A few pages further in, Equity does get round to telling its readers what the Conservatives intend to do for the Arts should they win (Saint Genesius forbid) on 7th May. We read that there will be tax-breaks to fund philanthropy and tax credits for theatres and children’s TV. There’ll also be £340m to support cultural education, and a greater commitment to diversity and equality. It’s all a bit desiccated and economic: nothing warm-blooded at all.
But the Labour manifesto includes Ed Miliband’s grand commitment to establish a ‘Prime Minister’s Committee for the Arts’. Very impressive. With a seat reserved for Sam West, no doubt. And the LibDems go on about touchy-feely stuff like ‘personal fulfilment’ and ‘quality of life’. And the Greens ‘support the role of union’ and promise to ring-fence the BBC licence fee.
If you want to know about the SNP, DUP, Sinn Fein and Plaid, you get referred to their websites, which isn’t very equitably regional, but at least they get a nod. And if you want to know UKIP’s policies for the Arts.. well, as far as Equity is concerned, the party doesn’t exist. Yes, despite having appointed their first dedicated spokesman for Arts and Culture (espousing policies which have no bearing on Brussels), Ukip is beyond the luvvie pale, suspended in revulsion somewhere between Nick Griffin and Aaron the Moor.
Turning over a few pages more, we get a hunky splash on David Morrissey who talks about debt, poverty and low pay for youngsters training in the Arts or trying to begin their careers, all of which are concerns which I and many Tories share. But note, again, the promotion of another prominent Labour supporter.
Moving further on, along comes a piece by Malcolm Sinclair, Equity’s President, plugging a book by Michael Pennington which talks about the ‘moral imperative for people, especially young people, to join and pay their dues’.
Funny, that.
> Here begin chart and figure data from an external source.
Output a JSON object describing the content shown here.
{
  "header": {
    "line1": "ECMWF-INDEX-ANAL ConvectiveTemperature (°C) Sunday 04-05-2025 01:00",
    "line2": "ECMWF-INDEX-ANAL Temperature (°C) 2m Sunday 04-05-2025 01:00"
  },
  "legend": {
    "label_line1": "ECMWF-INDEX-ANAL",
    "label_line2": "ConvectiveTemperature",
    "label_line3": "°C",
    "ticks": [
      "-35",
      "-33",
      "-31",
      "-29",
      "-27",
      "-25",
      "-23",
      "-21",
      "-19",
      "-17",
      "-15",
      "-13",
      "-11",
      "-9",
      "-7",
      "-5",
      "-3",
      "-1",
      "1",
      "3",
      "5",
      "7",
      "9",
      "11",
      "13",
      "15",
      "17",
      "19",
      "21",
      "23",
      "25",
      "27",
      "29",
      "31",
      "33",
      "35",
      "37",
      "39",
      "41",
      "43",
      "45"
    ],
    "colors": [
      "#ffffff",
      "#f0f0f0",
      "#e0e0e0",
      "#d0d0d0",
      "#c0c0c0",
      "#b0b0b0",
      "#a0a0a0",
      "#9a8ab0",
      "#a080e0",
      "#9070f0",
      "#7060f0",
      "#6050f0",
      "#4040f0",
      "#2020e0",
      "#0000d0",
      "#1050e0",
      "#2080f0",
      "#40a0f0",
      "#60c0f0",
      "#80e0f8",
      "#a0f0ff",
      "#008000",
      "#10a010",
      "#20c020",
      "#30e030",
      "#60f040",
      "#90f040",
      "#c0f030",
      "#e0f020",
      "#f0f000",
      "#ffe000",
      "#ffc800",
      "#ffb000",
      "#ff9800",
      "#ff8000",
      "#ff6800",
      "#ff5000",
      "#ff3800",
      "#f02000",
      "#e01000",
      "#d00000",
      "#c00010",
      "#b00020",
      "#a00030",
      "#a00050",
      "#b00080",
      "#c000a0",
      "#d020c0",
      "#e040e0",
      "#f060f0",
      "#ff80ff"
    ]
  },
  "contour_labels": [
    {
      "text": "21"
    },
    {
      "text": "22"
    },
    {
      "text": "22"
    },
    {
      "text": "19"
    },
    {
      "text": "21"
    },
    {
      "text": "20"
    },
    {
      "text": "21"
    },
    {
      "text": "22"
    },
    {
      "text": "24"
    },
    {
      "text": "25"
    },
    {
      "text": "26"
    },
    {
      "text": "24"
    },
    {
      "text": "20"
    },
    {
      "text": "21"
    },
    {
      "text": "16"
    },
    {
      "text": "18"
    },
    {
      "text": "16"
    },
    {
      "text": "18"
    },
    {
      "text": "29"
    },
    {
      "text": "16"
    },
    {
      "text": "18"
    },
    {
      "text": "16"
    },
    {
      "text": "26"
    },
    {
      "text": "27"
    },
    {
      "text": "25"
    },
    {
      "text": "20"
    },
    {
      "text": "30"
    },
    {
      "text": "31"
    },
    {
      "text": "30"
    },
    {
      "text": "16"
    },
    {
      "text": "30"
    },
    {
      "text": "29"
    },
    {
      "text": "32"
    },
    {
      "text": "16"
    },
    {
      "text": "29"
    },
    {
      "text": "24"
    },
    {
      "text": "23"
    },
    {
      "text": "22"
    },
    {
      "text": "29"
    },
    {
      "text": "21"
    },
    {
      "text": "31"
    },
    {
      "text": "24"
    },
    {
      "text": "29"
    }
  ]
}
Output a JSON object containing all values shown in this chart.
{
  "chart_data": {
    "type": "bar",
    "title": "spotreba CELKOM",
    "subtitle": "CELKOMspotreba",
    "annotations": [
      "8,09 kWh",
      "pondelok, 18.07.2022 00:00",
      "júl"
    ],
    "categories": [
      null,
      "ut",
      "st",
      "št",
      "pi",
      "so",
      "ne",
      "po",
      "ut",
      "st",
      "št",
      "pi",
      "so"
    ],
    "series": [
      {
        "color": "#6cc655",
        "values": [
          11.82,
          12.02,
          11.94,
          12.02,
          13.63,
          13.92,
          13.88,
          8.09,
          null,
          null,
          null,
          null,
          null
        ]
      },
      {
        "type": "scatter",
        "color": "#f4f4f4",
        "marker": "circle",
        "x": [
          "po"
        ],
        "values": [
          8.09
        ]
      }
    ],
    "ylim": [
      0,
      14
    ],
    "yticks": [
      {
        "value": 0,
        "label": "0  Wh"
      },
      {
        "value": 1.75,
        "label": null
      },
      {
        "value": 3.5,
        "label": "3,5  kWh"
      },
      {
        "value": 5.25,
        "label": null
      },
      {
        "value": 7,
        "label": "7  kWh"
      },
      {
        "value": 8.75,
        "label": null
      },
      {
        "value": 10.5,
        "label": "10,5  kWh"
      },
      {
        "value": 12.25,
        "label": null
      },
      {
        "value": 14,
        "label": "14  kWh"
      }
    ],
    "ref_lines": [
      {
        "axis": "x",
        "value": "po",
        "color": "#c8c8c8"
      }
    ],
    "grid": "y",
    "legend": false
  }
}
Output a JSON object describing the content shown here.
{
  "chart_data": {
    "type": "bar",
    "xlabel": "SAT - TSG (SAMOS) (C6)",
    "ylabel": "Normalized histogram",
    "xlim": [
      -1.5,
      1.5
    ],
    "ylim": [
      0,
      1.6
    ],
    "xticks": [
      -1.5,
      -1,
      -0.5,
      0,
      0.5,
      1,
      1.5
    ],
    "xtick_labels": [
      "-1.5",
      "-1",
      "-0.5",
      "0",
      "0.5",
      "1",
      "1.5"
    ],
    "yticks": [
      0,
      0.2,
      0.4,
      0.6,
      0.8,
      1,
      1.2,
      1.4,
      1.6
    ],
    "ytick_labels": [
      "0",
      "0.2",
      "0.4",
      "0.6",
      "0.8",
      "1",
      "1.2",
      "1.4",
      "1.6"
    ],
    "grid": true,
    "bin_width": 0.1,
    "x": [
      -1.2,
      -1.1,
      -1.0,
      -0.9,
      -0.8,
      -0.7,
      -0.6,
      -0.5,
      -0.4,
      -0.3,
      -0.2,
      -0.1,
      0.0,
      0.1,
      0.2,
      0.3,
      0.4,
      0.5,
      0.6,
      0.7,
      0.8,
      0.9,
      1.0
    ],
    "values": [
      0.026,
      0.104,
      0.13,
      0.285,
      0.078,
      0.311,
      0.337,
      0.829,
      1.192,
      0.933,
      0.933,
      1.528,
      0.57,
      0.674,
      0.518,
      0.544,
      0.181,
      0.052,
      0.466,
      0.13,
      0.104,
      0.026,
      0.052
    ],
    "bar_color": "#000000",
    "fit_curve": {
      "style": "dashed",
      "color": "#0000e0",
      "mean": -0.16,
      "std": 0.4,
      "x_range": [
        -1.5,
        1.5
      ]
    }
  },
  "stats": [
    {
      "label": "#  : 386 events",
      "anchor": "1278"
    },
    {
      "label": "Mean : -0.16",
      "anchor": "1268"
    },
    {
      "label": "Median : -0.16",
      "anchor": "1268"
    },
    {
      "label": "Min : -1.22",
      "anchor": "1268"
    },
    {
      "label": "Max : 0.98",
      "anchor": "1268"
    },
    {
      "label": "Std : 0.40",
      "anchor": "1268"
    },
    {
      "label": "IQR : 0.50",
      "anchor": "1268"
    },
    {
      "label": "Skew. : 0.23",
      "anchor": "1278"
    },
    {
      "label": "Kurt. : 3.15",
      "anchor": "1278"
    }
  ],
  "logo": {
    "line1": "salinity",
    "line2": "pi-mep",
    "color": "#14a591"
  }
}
When I was young, Equity’s closed shop presented me with nothing but hurdles, impediments and broken dreams. There was I with gloriously prestigious offers from the RSC and the West End from Thelma Holt, both of which got snagged and scuppered by the petty-fogging bureaucracy and iniquitous inequity of Equity, which, in those days, restricted membership to two new-comers per theatre per annum, with a total prohibition on beginning your career in Stratford-upon-Avon or major London venues. Margaret Thatcher finally dealt with all that nonsense in 1988. They’ve obviously never forgiven her, and seem to hold every Tory actor vicariously and perpetually culpable.
Sinclair urges his members to vote in the General Election because ‘we need the right people in charge!’, leaving us in no doubt that they aren’t and haven’t been – at least for the past five years. You’d think, reading all this, that no Conservatives care about poverty or injustice, and that Miliband’s pre-distribution is the new creed of artistic statism.
But before Sam West’s or David Morrissey’s fans, mates and acolytes heap scorn on my moral deficiency and artistic philistinism, I’d just like to point out that we agree on so very, very much. My advocacy for generous state-funding the Arts is a matter of record. So is my criticism of Conservative culture ministers. The Arts, as I have said on this site, give life, and I remain participant and enthused.
Conservatives can talk as much about artistic freedom, social justice, creation, inspiration and cultural consciousness as they do fiscal rectitude and economic competence. I’m just left to wonder why Equity doesn’t devote a technicolor double-page splash to a Tory-minded thesp. Surely they have a few among their 40,000?